Rasa sesak dan sakit menyerang dada Alice. Luka yang telah lama terkubur tiba-tiba menganga kembali hanya karena melihat pria bernama Nick itu.
"Alice." Sentuhan tangan Isabel di lengannya membuat Alice mengalihkan pandangan. Mata gadis itu menyiratkan luka dan kesedihan yang begitu dalam.
"Siapa Nick? Apa dia--" Isabel menggantung kalimatnya karena takut membuat sahabatnya itu sakit hati.
Alice mengangguk pelan. Mata gadis itu berkaca-kaca.
"Dimana dia?" tanya Isabel. Sejujurnya dia sangat penasaran seperti apa wajah Nick yang telah menyakiti sahabatnya itu.

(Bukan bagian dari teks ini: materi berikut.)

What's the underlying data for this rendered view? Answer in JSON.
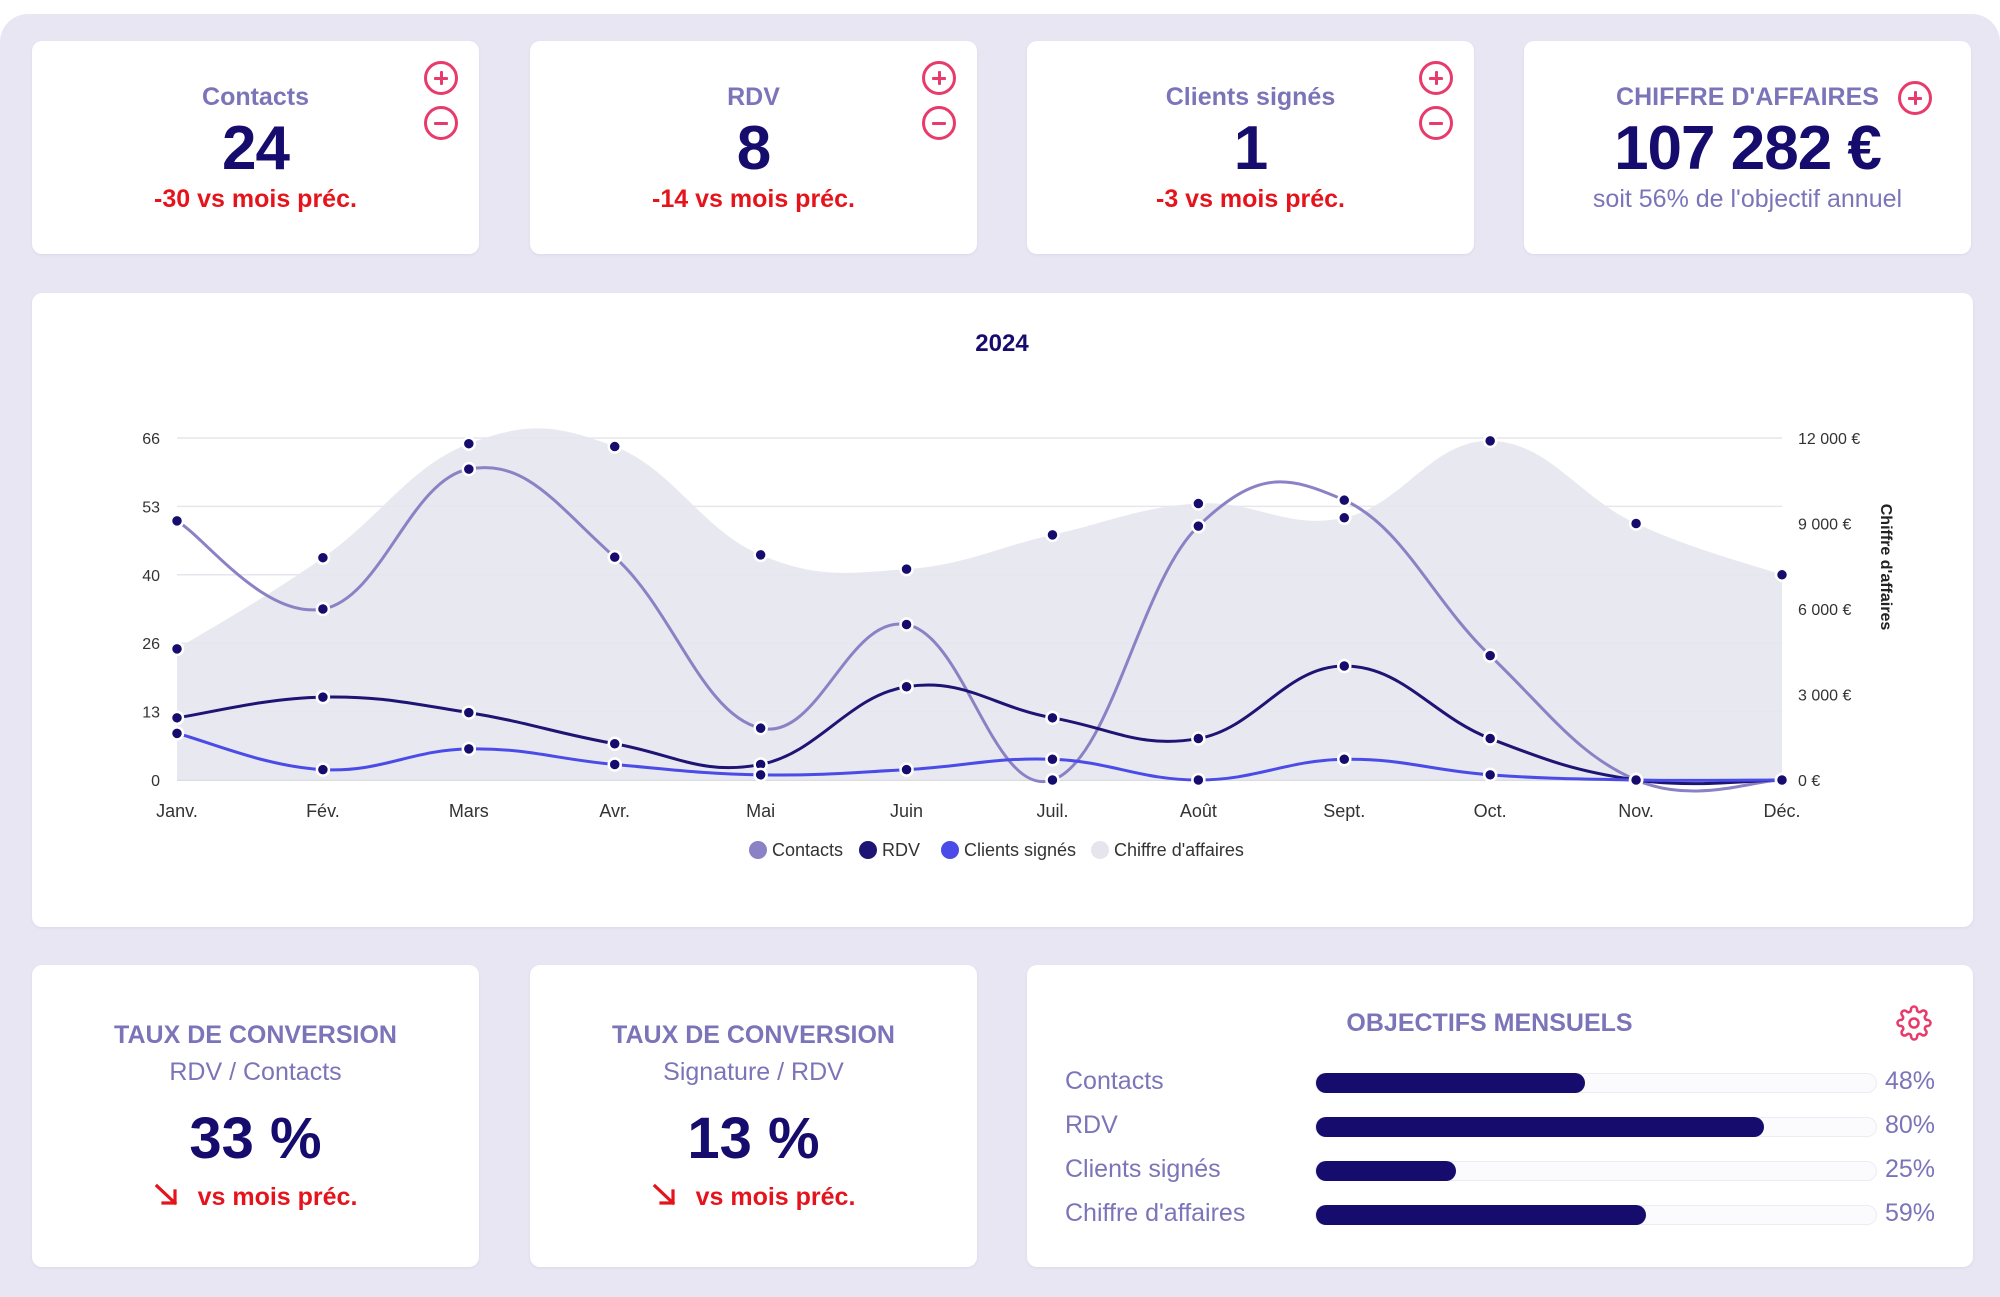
{
  "kpis": [
    {
      "title": "Contacts",
      "value": "24",
      "delta": "-30 vs mois préc."
    },
    {
      "title": "RDV",
      "value": "8",
      "delta": "-14 vs mois préc."
    },
    {
      "title": "Clients signés",
      "value": "1",
      "delta": "-3 vs mois préc."
    },
    {
      "title": "CHIFFRE D'AFFAIRES",
      "value": "107 282 €",
      "sub": "soit 56% de l'objectif annuel"
    }
  ],
  "chart_data": {
    "type": "line",
    "title": "2024",
    "categories": [
      "Janv.",
      "Fév.",
      "Mars",
      "Avr.",
      "Mai",
      "Juin",
      "Juil.",
      "Août",
      "Sept.",
      "Oct.",
      "Nov.",
      "Déc."
    ],
    "y_left": {
      "min": 0,
      "max": 66,
      "ticks": [
        "0",
        "13",
        "26",
        "40",
        "53",
        "66"
      ]
    },
    "y_right": {
      "label": "Chiffre d'affaires",
      "min": 0,
      "max": 12000,
      "ticks": [
        "0 €",
        "3 000 €",
        "6 000 €",
        "9 000 €",
        "12 000 €"
      ]
    },
    "series": [
      {
        "name": "Contacts",
        "axis": "left",
        "color": "#8a82c4",
        "values": [
          50,
          33,
          60,
          43,
          10,
          30,
          0,
          49,
          54,
          24,
          0,
          0
        ]
      },
      {
        "name": "RDV",
        "axis": "left",
        "color": "#1d1473",
        "values": [
          12,
          16,
          13,
          7,
          3,
          18,
          12,
          8,
          22,
          8,
          0,
          0
        ]
      },
      {
        "name": "Clients signés",
        "axis": "left",
        "color": "#4b4be8",
        "values": [
          9,
          2,
          6,
          3,
          1,
          2,
          4,
          0,
          4,
          1,
          0,
          0
        ]
      },
      {
        "name": "Chiffre d'affaires",
        "axis": "right",
        "type": "area",
        "color": "#e6e5ee",
        "values": [
          4600,
          7800,
          11800,
          11700,
          7900,
          7400,
          8600,
          9700,
          9200,
          11900,
          9000,
          7200
        ]
      }
    ],
    "legend": [
      "Contacts",
      "RDV",
      "Clients signés",
      "Chiffre d'affaires"
    ],
    "legend_position": "bottom"
  },
  "conversions": [
    {
      "title": "TAUX DE CONVERSION",
      "subtitle": "RDV / Contacts",
      "value": "33 %",
      "delta": "vs mois préc."
    },
    {
      "title": "TAUX DE CONVERSION",
      "subtitle": "Signature / RDV",
      "value": "13 %",
      "delta": "vs mois préc."
    }
  ],
  "goals": {
    "title": "OBJECTIFS MENSUELS",
    "items": [
      {
        "label": "Contacts",
        "percent": "48%",
        "fraction": 0.48
      },
      {
        "label": "RDV",
        "percent": "80%",
        "fraction": 0.8
      },
      {
        "label": "Clients signés",
        "percent": "25%",
        "fraction": 0.25
      },
      {
        "label": "Chiffre d'affaires",
        "percent": "59%",
        "fraction": 0.59
      }
    ]
  },
  "colors": {
    "accent": "#e83a6b",
    "primary": "#160c6e",
    "muted": "#7b74b9",
    "negative": "#e5141c"
  }
}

"Arah jam 11, di dekat tangga. Kemeja krem," jawab Alice pelan sambil menunduk. Ibu jarinya mengusap bulir bening yang sempat terjatuh dari sudut matanya.
Mendengar jawaban Alice, Isabel memutar kepala, mengarahkan pandangannya pada pria yang sedang berdiri di dekat tangga dengan kemeja krem. Benar saja, pria itu masih berdiri disana.
Tampan dan gagah. Kesan pertama yang dilihat Isabel. Wajar saja Alice dulu tergila-gila padanya.
Isabel kembali mengarahkan pandangannya ke samping dimana Alice duduk. Diluar dugaannya, Alice yang tadi terlihat sedih sekarang justru terlihat santai sambil menyesap minuman di gelas yang dia pegang.
"Kau baik-baik saja?" tanya Isabel. Dia yakin Alice tidak sedang baik-baik saja.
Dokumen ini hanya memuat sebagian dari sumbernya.